Let $|G|=735$. If the number of Sylow $7$-subgroups are more than $1$, then show that there exists a normal Sylow $5$-subgroup.

Let $|G|=735$. If the number of Sylow $7$-subgroups are more than $1$, then show that there exists a normal Sylow $5$-subgroup.

To solve this problem we need to show that if there are more than 1 sylow 7-subgroup then there is only one sylow-5 subgroup.

I tried by assuming that G has more than 1 sylow 7-subgroup and sylow 5-subgroup and I hoped that by assuming this I will get no. of elements will be more than 735 , it didn't happen.

Solution 1:

By Sylow's theorem 3, if there is more than one Sylow $7$-subgroup, then there must be $15$, as it is the only factor of $15$ which is congruent to $1$ modulo $7$, other than $1$.

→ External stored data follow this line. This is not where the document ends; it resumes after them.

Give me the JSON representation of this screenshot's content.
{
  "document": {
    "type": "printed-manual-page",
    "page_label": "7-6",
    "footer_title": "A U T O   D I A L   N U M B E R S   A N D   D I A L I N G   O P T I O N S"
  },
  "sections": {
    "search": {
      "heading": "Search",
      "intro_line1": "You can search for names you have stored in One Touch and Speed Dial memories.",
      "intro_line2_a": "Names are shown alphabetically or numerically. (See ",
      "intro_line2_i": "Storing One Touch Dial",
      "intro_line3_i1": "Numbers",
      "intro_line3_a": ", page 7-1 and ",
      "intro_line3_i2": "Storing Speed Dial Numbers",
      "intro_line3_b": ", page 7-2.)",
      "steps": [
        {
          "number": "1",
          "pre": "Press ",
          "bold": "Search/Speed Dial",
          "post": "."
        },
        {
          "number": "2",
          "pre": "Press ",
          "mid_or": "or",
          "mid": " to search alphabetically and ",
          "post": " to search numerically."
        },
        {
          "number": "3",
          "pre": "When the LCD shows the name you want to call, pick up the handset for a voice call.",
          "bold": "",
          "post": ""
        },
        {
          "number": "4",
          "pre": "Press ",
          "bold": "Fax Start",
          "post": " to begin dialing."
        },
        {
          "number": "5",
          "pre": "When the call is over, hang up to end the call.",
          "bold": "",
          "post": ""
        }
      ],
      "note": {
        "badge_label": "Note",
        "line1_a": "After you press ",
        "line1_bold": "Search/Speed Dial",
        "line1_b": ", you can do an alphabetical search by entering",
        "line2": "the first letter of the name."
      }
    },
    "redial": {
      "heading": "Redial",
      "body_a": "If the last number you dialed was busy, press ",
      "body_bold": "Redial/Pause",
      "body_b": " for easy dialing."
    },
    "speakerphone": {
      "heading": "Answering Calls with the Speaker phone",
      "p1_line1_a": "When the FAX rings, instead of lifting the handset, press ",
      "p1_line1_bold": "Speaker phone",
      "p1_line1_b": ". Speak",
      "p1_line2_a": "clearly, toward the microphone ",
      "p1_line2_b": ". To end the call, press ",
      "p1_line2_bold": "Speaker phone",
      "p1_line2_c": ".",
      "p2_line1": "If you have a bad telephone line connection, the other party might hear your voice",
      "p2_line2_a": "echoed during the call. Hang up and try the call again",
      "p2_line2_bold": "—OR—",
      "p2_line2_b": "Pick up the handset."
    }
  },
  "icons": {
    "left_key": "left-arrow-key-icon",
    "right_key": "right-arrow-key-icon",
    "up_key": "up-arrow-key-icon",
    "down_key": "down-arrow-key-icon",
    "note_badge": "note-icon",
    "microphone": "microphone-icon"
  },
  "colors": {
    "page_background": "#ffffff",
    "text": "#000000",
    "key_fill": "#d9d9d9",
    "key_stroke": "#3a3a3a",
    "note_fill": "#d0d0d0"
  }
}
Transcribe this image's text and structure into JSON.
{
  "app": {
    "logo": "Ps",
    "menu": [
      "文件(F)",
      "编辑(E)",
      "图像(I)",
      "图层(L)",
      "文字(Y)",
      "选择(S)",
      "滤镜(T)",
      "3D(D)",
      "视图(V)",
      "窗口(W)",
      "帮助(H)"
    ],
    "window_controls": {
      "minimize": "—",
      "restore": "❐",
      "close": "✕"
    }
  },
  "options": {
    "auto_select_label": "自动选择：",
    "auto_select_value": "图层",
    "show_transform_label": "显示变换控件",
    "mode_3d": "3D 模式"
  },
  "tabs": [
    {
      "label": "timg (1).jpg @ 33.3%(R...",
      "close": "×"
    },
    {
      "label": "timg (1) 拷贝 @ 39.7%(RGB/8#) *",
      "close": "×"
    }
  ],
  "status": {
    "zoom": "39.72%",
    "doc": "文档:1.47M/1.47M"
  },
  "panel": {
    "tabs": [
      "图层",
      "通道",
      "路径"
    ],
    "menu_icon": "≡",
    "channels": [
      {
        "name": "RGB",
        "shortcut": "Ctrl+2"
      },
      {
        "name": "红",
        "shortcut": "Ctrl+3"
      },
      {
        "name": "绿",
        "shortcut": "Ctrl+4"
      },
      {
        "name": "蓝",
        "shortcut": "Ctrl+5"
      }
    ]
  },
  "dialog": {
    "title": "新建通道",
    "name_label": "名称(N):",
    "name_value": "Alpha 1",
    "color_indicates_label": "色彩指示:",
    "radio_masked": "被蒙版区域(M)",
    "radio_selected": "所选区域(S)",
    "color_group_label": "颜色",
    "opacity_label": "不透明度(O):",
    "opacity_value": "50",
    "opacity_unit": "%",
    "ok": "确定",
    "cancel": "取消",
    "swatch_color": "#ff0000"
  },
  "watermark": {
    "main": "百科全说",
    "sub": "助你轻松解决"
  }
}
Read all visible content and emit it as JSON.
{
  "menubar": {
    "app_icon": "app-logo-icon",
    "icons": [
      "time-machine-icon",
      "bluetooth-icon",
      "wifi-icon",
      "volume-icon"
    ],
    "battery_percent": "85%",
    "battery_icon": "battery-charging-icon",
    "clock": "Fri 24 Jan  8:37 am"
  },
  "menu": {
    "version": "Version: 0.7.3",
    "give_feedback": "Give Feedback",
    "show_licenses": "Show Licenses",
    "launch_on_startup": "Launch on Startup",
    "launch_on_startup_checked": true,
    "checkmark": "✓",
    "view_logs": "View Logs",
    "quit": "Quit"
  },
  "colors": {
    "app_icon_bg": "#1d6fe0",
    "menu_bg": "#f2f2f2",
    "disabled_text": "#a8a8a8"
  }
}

$G$ acts transitively on the Sylow $7$-subgroups by conjugation (from Sylow's theorem 2). By the orbit-stabiliser theorem, the normalizer of a Sylow $7$-subgroup has size $735/15=49$, so it is just the Sylow $7$-subgroup itself. As groups of order $49$ are abelian, we can conclude that the Sylow $7$-subgroup is central in its normalizer.

We may then apply Burnside's normal p-complement theorem, to conclude that $G$ contains a normal subgroup of order $15$.

Again using Sylow's theorem 3 we know that this group of order $15$ has a normal subgroup of order $3$ and a normal subgroup of order $5$, so it is cyclic. In particular its subgroup of order $5$ is characteristic, hence normal in $G$.

Solution 2:

I hope that tkf will undelete their answer in due time, for the argument in there looks more generalizable than anything I can offer. Promoting my comment to an answer anyway.

Assuming that there is more than one Sylow $7$-subgroup then there will be exactly fifteen of them.

Case 1. There are two Sylow $7$-subgroups $P_1$ and $P_2$ such that they intersect non-trivially.

In this case $H=P_1\cap P_2$ is cyclic of order seven. It follows that in this case $H$ is contained in the center $Z(G)$. To see that let's consider the centralizer $C_G(H)$. The groups $P_1$ and $P_2$ are abelian by virtue of having order $p^2, p=7$. Therefore $P_1,P_2\le C_G(H)$. This implies that $7^2\mid |C_G(H)|$. So $P_1$ and $P_2$ are both Sylow $7$-subgroups of $C_G(H)$. Applying the initial reasoning to $C_G(H)$ instead of $G$ shows that $C_G(H)$ must also have $15$ Sylow $7$-subgroups. Hence $15\mid |C_G(H)|$ and we can conclude that $C_G(H)=G$.

So $G/H$ is a group of order $105$ that has $15$ Sylow $7$-subgroups (correspondence). This is actually impossible. But alternatively you can use a simple counting argument to conclude that $G/H$ must have a unique Sylow $5$-subgroup $Q$. It corresponds to a normal subgroup $N$ of order $35$ of $G$. Such a group is easily seen to be cyclic, hence its subgroup of order five is characteristic in $N$, hence normal in $G$.

Case 2. All the Sylow $7$-subgroups intersect trivially.

In this case the union of Sylow $7$-subgroups has $48\cdot15=720$ non-identity elements, leaving only $15$ elements of orders coprime to $7$. I'm sure you can manage this case.

We actually did not need to prove in the first case that $H$ is central. For the rest of the argument to work as described, it would suffice to show that $H\unlhd G$, and we could have used $N_G(H)$ instead of $C_G(H)$.